Since the state space for tic-tac-toe is so small, you could store all the possible end game positions, and use rotations, but I think you're overthinking it a little.
Instead of storing a 3x3 array for the game board, use a 7x7 array, with the inner-most 3x3 for the game board. You should have at least three values that each square can represent -- something like
NONE. Initially, all values should be set to
NONE. Then, after every player's move, check all around the square that was chosen for for 3-in-a-row; 2 above, 2 below, 2 left, 2 right, 2 upper left, 2 lower right, 2 upper right, 2 lower left.

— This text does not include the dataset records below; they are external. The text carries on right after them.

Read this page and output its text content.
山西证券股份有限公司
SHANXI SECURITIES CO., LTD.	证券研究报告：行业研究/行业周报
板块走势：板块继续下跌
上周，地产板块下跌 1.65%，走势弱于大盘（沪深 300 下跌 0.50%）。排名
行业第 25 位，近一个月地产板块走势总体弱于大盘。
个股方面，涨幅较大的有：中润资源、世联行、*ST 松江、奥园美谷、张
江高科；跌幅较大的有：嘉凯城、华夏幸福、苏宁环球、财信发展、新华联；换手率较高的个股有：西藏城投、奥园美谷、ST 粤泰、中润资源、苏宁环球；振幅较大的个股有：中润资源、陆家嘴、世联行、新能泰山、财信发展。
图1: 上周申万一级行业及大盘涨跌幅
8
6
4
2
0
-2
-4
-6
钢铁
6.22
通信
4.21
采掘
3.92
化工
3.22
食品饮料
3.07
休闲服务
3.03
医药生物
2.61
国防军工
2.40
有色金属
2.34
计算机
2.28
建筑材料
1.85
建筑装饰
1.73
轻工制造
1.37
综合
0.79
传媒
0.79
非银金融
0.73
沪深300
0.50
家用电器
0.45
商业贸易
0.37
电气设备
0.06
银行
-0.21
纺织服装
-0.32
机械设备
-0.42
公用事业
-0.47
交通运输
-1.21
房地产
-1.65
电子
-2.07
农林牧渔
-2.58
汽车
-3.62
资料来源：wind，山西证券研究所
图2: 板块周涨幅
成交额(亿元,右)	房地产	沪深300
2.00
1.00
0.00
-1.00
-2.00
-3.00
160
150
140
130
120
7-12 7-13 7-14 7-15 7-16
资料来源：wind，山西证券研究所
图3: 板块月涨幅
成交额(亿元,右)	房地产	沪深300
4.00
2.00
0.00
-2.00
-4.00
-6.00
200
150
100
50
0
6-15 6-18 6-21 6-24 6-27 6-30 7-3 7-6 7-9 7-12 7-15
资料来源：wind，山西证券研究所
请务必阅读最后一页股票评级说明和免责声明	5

Why the 7x7 array? With a 7x7 array, you can safely search in all directions from any square in the 3x3 area without requiring
if statements to see if you're walking off the edge of the array. The board will look like this:
0 1 2 3 4 5 6
0 * * * * * * *
1 * * * * * * *
2 * * * * * * *
3 * * * * * * *
4 * * * * * * *
5 * * * * * * *
6 * * * * * * *
For example, if the first player moves to, 0,0 on the tic-tac-toe board, that is the same as moving to 2,2 on the 7x7 board. When the move is made, you run a check all around the 2,2 square to see if there are three squares in a row that have the same value
- above: 2,0 and 2,1 and 2,2
- below: 2,2 and 2,3 and 2,4
- left: 0,2 and 1,2 and 2,2
- right: 2,2, and 2,3 and 2,4
- upper-left: 0,0 and 1,1 and 2,2
- upper-right: 2,2 and 3,1 and 4,0
- lower-left: 0,4 and 1,3 and 2,2
- lower-right: 2,2 and 3,3 and 4,4
Since the band of squares around the 3x3 board will always have the value
NONE, they can never trigger a winning condition.
If any of those all match the same player value (e.g. PLAYER_1 for the first player), then the game is over with a win. Else, if all squares are taken, the game is a draw.
I've used this for other similar games in the past and it works quite well.